Un violon sur le toit : Redécouvrir Rózsa
L’amour sous l’armure, Feyder dut s’y faire…
À la mémoire de Christopher Palmer
Compositeur majeur, cosmopolite
artiste, fifils de maman pianiste, violoniste juvénile, mais moins virtuose que
Jascha Heifetz, formé en Allemagne, compère de Honegger, compatriote des Korda,
ami d’un Herrmann peu magnanime, autre amateur notoire de thérémine, enseignant
à USC, l’admiratif Jerry Goldsmith y assiste aussi, Miklós Rózsa voyagea, ne
chôma, y compris victime d’un AVC survenu en Italie, reclus à la Dietrich fissa
reparti en Californie. Il mena même, dit-il, une « double vie », clin
d’œil du titre de son autobiographie au titre d’origine de Othello (Cukor, 1947),
Oscar inclus, deuxième reçu, parmi ceux de Spellbound (La Maison du docteur Edwardes,
Hitchcock, 1945), Selznick s’en fiche, s’en félicite, du bienvenu Ben-Hur
(Wyler, 1959), à moitié partagé entre musique classée classique et
cinématographique, séparation poreuse, distinction oiseuse, cf. un concerto
hitchcockien, ça le valait bien, malgré un score
estimé trop sucré, précédemment le développement hors-écran d’un Duvivier d’expatrié
(Lydia,
1941), un opus spécialisé, pour le
Jascha précité, en partie transposé, presque vingt ans après, à l’occasion de La
Vie
privée
de
Sherlock
Holmes
(Wilder, 1970). Sa filmographie fournie, a
fortiori durant deux décennies,
quarante, cinquante, prend fin en 1982, via
l’auto-hommage à demi-parodique des Cadavres ne portent pas de costard,
comédie cinéphile et nécrophile, polar du père de Rob Reiner, les seventies d’ailleurs investies d’une
temporalité tournée vers le passé, sinon la nostalgie, l’enfantine féerie,
citons donc Le Voyage fantastique de Sinbad (Hessler, 1973), vraie-fausse
réponse au Septième Voyage de Sinbad (Juran, 1958, SFX
de Harryhausen, BO de Benny), Providence (Resnais, mélomane
éclairé, César à la clé, 1976), The Private Files of J. Edgar Hoover
(Cohen, 1977, longtemps avant le biopic
insipide d’Eastwood, édité en 2011), Fedora (Wilder, 1978), Meurtres
en cascade (émancipé de Corman, Demme fait ses gammes, façon Alfred,
1979), le mal-aimé C’était demain (Meyer, 1979), certes moins bien que le quasi homonyme de Clair (C’est
arrivé demain, 1944). L’année du retrait, Basil Poledouris déboule,
reprend de l’épique lyrique le flambeau, le hisse très haut, car
incontournable, remarquée, remarquable, « bande originale » du Conan
le Barbare de Milius, émule musical de Leone.

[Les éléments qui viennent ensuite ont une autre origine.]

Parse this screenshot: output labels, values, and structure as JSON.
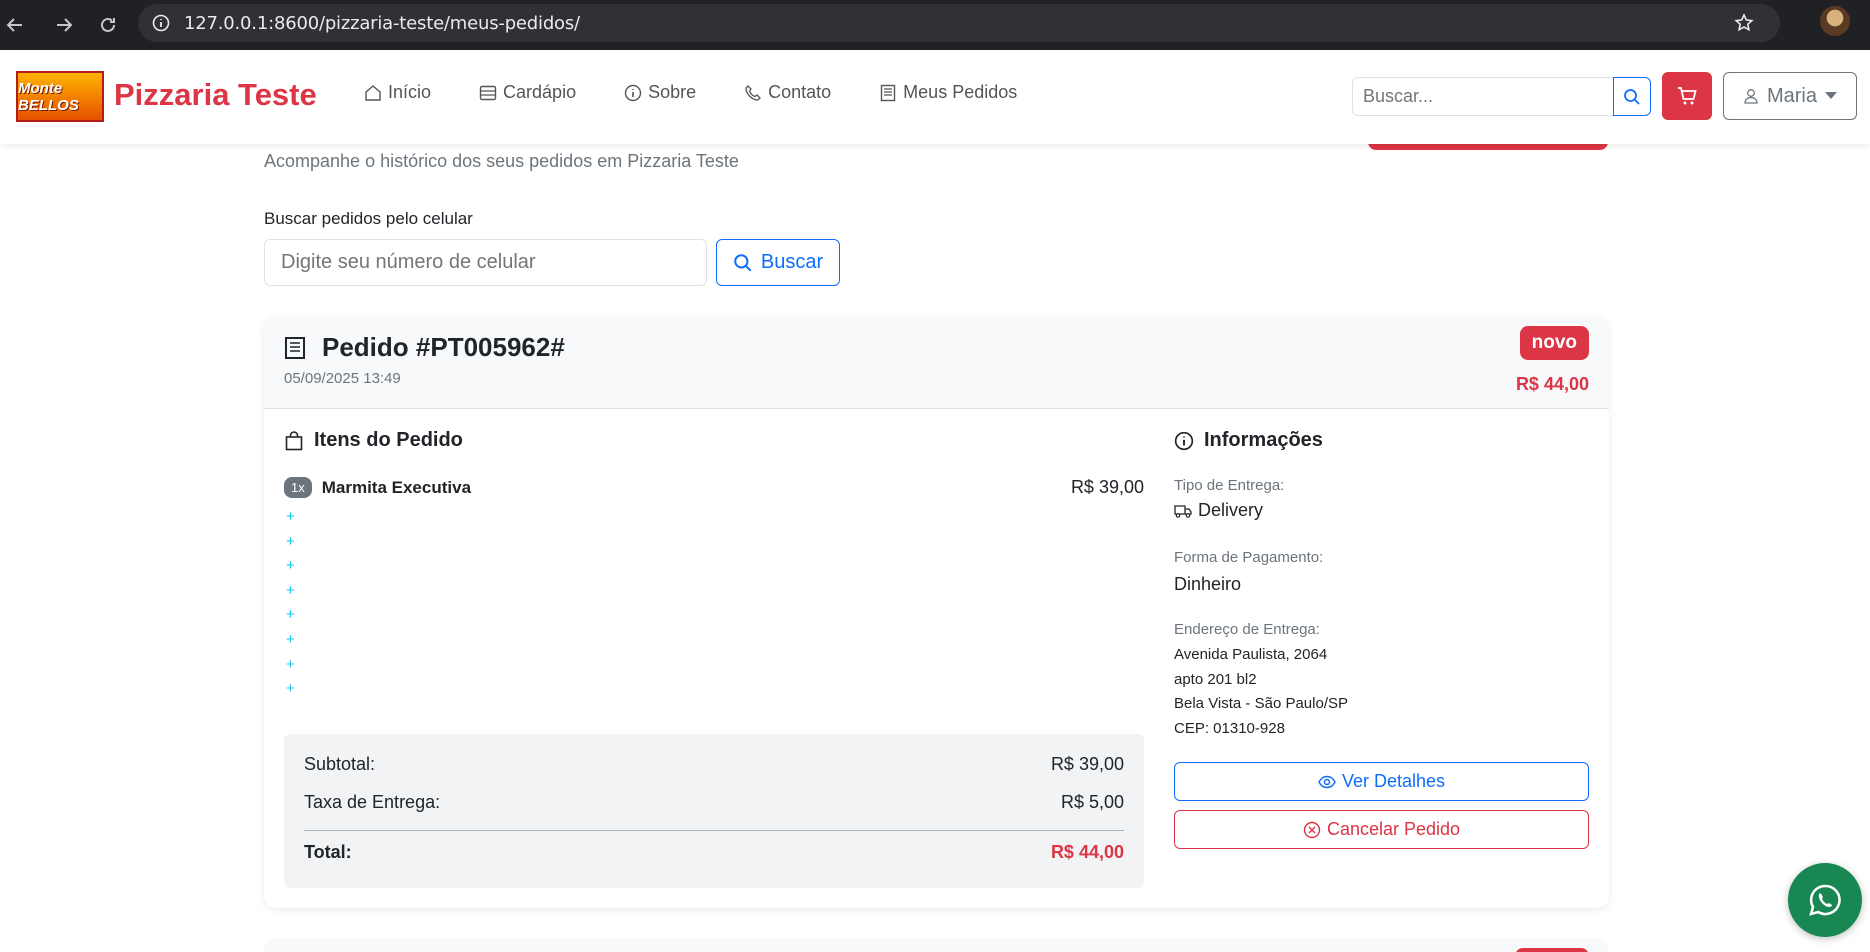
{
  "browser": {
    "url": "127.0.0.1:8600/pizzaria-teste/meus-pedidos/"
  },
  "navbar": {
    "logo_text": "Monte BELLOS",
    "brand": "Pizzaria Teste",
    "links": [
      {
        "label": "Início",
        "icon": "house-icon"
      },
      {
        "label": "Cardápio",
        "icon": "menu-card-icon"
      },
      {
        "label": "Sobre",
        "icon": "info-icon"
      },
      {
        "label": "Contato",
        "icon": "phone-icon"
      },
      {
        "label": "Meus Pedidos",
        "icon": "receipt-icon"
      }
    ],
    "search_placeholder": "Buscar...",
    "user_name": "Maria"
  },
  "page": {
    "subtitle": "Acompanhe o histórico dos seus pedidos em Pizzaria Teste",
    "search_label": "Buscar pedidos pelo celular",
    "phone_placeholder": "Digite seu número de celular",
    "search_button": "Buscar"
  },
  "order": {
    "title": "Pedido #PT005962#",
    "date": "05/09/2025 13:49",
    "status": "novo",
    "header_total": "R$ 44,00",
    "items_title": "Itens do Pedido",
    "items": [
      {
        "qty": "1x",
        "name": "Marmita Executiva",
        "price": "R$ 39,00"
      }
    ],
    "addon_markers": [
      "+",
      "+",
      "+",
      "+",
      "+",
      "+",
      "+",
      "+"
    ],
    "subtotal_label": "Subtotal:",
    "subtotal": "R$ 39,00",
    "delivery_fee_label": "Taxa de Entrega:",
    "delivery_fee": "R$ 5,00",
    "total_label": "Total:",
    "total": "R$ 44,00",
    "info_title": "Informações",
    "delivery_type_label": "Tipo de Entrega:",
    "delivery_type": "Delivery",
    "payment_label": "Forma de Pagamento:",
    "payment": "Dinheiro",
    "address_label": "Endereço de Entrega:",
    "address_lines": [
      "Avenida Paulista, 2064",
      "apto 201 bl2",
      "Bela Vista - São Paulo/SP",
      "CEP: 01310-928"
    ],
    "details_button": "Ver Detalhes",
    "cancel_button": "Cancelar Pedido"
  },
  "colors": {
    "brand_red": "#dc3545",
    "primary_blue": "#0d6efd",
    "whatsapp_green": "#198754",
    "addon_cyan": "#0dcaf0"
  }
}
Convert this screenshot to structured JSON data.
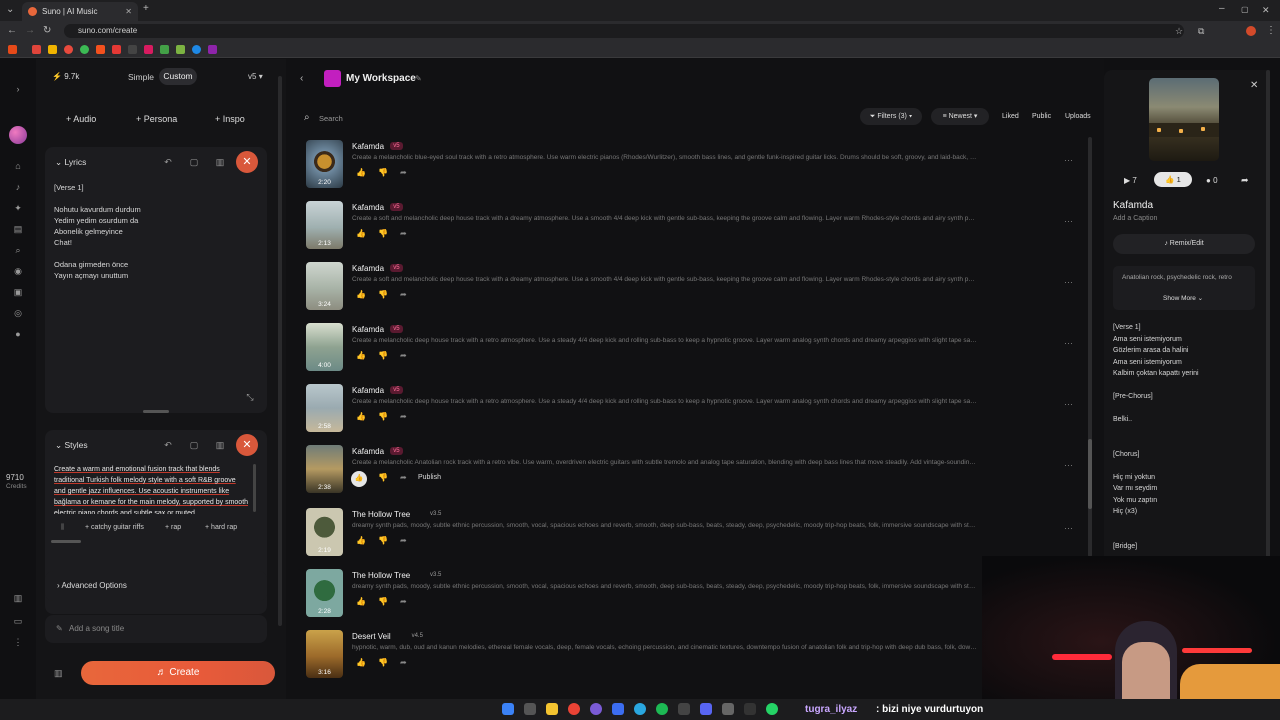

Du violoneux Williams, co-arrangeur
et directeur du boulot de Jerry Block, l’auteur de Fiddler on the Roof (Jewison,
1971), le diptyque fantastique, sens duel, Furie (De Palma, 1978) & Dracula
(Badham, 1979), suivait déjà les pas du Hongrois, oui-da. S’immerger, sur la
durée, au milieu des notes de Miklós, ressemble en somme à la lecture de Une descente
dans le Maelstrom, l’impressionnante expérience en POV de Poe.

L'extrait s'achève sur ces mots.